We can use a winrt::event to solve both the “agile wrapper” problem and the “exception in the callback” problem.

IAsyncOperation<UpdateResult>
    SomeClass::UpdateAsync(
        delegate<bool> progressCallback)
{
    event<delegate<bool>> progress;
    progress.add(progressCallback);

    auto lifetime = get_strong();

    // Tell the caller that we are preparing
    progress(false);

    Prepare();

    // Tell the caller that we have finished preparing
    progress(true);

    // ... more work ...

    co_return UpdateResult(/* something */);
}

The winrt::event internally optimizes the case where the progressCallback is already agile and skips the agile wrapper. It also deals with exceptions in the callback: If a disconnection exception occurs, the event removes the delegate. Any other exceptions are swallowed. This makes Update­Async resilient to exceptions in the callback.

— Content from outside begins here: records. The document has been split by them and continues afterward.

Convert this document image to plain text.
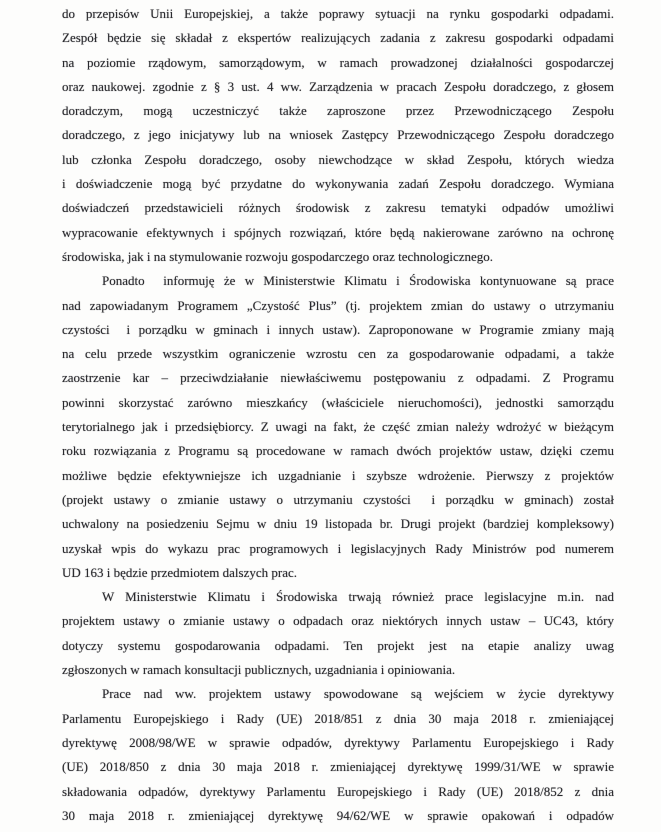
do przepisów Unii Europejskiej, a także poprawy sytuacji na rynku gospodarki odpadami.
Zespół będzie się składał z ekspertów realizujących zadania z zakresu gospodarki odpadami
na poziomie rządowym, samorządowym, w ramach prowadzonej działalności gospodarczej
oraz naukowej. zgodnie z § 3 ust. 4 ww. Zarządzenia w pracach Zespołu doradczego, z głosem
doradczym, mogą uczestniczyć także zaproszone przez Przewodniczącego Zespołu
doradczego, z jego inicjatywy lub na wniosek Zastępcy Przewodniczącego Zespołu doradczego
lub członka Zespołu doradczego, osoby niewchodzące w skład Zespołu, których wiedza
i doświadczenie mogą być przydatne do wykonywania zadań Zespołu doradczego. Wymiana
doświadczeń przedstawicieli różnych środowisk z zakresu tematyki odpadów umożliwi
wypracowanie efektywnych i spójnych rozwiązań, które będą nakierowane zarówno na ochronę
środowiska, jak i na stymulowanie rozwoju gospodarczego oraz technologicznego.
Ponadto  informuję że w Ministerstwie Klimatu i Środowiska kontynuowane są prace
nad zapowiadanym Programem „Czystość Plus” (tj. projektem zmian do ustawy o utrzymaniu
czystości  i porządku w gminach i innych ustaw). Zaproponowane w Programie zmiany mają
na celu przede wszystkim ograniczenie wzrostu cen za gospodarowanie odpadami, a także
zaostrzenie kar – przeciwdziałanie niewłaściwemu postępowaniu z odpadami. Z Programu
powinni skorzystać zarówno mieszkańcy (właściciele nieruchomości), jednostki samorządu
terytorialnego jak i przedsiębiorcy. Z uwagi na fakt, że część zmian należy wdrożyć w bieżącym
roku rozwiązania z Programu są procedowane w ramach dwóch projektów ustaw, dzięki czemu
możliwe będzie efektywniejsze ich uzgadnianie i szybsze wdrożenie. Pierwszy z projektów
(projekt ustawy o zmianie ustawy o utrzymaniu czystości  i porządku w gminach) został
uchwalony na posiedzeniu Sejmu w dniu 19 listopada br. Drugi projekt (bardziej kompleksowy)
uzyskał wpis do wykazu prac programowych i legislacyjnych Rady Ministrów pod numerem
UD 163 i będzie przedmiotem dalszych prac.
W Ministerstwie Klimatu i Środowiska trwają również prace legislacyjne m.in. nad
projektem ustawy o zmianie ustawy o odpadach oraz niektórych innych ustaw – UC43, który
dotyczy systemu gospodarowania odpadami. Ten projekt jest na etapie analizy uwag
zgłoszonych w ramach konsultacji publicznych, uzgadniania i opiniowania.
Prace nad ww. projektem ustawy spowodowane są wejściem w życie dyrektywy
Parlamentu Europejskiego i Rady (UE) 2018/851 z dnia 30 maja 2018 r. zmieniającej
dyrektywę 2008/98/WE w sprawie odpadów, dyrektywy Parlamentu Europejskiego i Rady
(UE) 2018/850 z dnia 30 maja 2018 r. zmieniającej dyrektywę 1999/31/WE w sprawie
składowania odpadów, dyrektywy Parlamentu Europejskiego i Rady (UE) 2018/852 z dnia
30 maja 2018 r. zmieniającej dyrektywę 94/62/WE w sprawie opakowań i odpadów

Mind you, if the callback hangs, then Update­Async will also hang. We could try to fix this by making progress callback asynchronously, but then you have to worry about multiple progress callbacks racing against each other. Most implementations don’t try to deal with this case. If the progress callback wants to hang the operation, then let it hang the operation.

¹ If the callback is written in C# or C++/WinRT, then the callback will be agile and support being called from arbitrary threads. On the other hand, JavaScript is a single-threaded execution environment, and the callback relies on the COM thread rules which specify that you must invoke it only from the originating apartment.